A free lance journalist interviewing Timothy McVeigh in prison wanted to ask him a question without being overheard. So the journalist wrote down the letters CIA on a piece of paper, and with a questioning look on the journalist’s face and holding up the paper for McVeigh to see while the journalist pointed to McVeigh for an answer, McVeigh nodded his head, YES.
===Past and present relevant Directors of Central Intelligence as to some of the matters here mentioned.
===Past and present members of Counter-Intelligence of Saudi, a U.S. ally, as to the Iraqi connection and U.S. intelligence prior knowledge of the Murrah Building bombings.
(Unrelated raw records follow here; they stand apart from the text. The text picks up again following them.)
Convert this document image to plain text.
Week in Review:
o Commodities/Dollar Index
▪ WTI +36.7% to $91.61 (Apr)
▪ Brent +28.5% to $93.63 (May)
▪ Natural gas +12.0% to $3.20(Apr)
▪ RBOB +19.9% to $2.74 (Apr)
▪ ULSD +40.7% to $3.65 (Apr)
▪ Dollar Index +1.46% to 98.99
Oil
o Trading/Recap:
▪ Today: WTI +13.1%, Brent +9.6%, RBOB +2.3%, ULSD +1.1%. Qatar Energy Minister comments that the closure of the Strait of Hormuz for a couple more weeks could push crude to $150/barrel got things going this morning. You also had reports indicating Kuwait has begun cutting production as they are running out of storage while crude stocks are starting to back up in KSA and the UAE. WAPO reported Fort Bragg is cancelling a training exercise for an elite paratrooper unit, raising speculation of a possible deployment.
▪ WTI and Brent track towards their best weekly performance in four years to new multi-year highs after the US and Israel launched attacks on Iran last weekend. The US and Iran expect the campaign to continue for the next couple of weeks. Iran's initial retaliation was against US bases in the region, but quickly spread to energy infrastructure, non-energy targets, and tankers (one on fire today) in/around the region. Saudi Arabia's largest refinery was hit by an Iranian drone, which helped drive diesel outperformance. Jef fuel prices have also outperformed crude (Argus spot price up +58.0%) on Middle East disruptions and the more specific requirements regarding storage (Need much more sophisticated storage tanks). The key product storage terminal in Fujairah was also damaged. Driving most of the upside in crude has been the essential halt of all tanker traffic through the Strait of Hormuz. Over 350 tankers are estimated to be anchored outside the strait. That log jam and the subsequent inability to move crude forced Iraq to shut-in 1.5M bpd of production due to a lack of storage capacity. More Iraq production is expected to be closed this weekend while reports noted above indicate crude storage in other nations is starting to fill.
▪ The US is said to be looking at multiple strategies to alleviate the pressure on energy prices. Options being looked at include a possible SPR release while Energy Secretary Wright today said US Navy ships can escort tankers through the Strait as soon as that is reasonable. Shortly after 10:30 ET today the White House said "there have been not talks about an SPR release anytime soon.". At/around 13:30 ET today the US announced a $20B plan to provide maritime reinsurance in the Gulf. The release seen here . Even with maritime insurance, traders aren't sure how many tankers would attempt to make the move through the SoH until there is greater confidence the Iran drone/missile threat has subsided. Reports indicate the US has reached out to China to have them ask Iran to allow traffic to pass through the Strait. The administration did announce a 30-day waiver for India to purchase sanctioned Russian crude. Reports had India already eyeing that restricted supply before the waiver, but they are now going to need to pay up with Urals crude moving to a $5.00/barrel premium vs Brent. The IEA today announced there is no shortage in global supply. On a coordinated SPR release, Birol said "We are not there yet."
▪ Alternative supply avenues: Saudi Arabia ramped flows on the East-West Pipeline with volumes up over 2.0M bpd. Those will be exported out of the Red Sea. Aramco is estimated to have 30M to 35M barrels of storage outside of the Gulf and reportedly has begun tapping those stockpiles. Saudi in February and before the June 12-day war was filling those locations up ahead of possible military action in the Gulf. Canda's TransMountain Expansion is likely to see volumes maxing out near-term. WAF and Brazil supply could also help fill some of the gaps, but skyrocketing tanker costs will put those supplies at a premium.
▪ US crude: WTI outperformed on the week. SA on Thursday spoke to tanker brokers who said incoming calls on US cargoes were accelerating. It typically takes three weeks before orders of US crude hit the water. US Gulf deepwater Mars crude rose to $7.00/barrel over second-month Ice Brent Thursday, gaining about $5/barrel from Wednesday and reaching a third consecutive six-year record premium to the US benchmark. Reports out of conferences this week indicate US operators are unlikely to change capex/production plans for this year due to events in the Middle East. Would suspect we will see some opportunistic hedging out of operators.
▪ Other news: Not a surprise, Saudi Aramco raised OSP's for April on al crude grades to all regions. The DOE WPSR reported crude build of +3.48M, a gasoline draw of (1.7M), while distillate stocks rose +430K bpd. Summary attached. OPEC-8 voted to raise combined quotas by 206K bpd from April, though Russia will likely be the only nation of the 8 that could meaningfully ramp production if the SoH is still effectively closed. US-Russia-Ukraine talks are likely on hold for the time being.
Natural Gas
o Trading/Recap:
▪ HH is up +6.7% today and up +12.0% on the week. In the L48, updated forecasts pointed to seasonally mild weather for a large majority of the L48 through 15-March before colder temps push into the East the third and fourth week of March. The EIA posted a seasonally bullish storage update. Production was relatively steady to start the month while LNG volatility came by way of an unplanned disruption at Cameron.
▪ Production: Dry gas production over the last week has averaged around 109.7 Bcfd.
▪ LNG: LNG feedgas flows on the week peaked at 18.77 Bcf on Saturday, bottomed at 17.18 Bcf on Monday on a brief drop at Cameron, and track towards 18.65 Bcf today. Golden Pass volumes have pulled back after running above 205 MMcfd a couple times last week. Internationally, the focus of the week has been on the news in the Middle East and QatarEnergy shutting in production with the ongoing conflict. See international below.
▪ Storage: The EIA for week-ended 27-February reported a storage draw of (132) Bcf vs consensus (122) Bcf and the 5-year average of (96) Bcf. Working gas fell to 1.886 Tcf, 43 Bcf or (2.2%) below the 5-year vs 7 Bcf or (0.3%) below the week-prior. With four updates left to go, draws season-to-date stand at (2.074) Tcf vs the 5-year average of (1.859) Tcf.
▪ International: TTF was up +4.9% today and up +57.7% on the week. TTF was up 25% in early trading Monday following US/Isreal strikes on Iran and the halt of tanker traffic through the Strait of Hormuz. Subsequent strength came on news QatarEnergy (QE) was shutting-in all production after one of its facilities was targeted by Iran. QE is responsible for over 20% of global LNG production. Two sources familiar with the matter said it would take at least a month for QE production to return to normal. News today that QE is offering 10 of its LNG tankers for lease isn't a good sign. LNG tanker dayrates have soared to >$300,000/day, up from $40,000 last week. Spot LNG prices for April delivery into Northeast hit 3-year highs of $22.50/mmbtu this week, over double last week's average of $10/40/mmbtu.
The defense attorneys for Timothy McVeigh and their bringing up the matter of “fraud upon the court”; nowhere do they seem ready or willing to bring up any matters of the judges operating in the McVeigh matter under a malign if not corrupt influence, constituting the strongest showing of a “fraud upon the court”. At the minimum, bringing up some of the matters mentioned here would constitute strong grounds for a new trial and/or changing the death penalty for McVeigh. Like attorneys throughout the history of American courts, the McVeigh attorneys are not inclined to finger judges, even if rightfully necessary. In plain lingo, the lawyers are too chicken or they simply go along with supporting the “Crown”, regardless of the truth.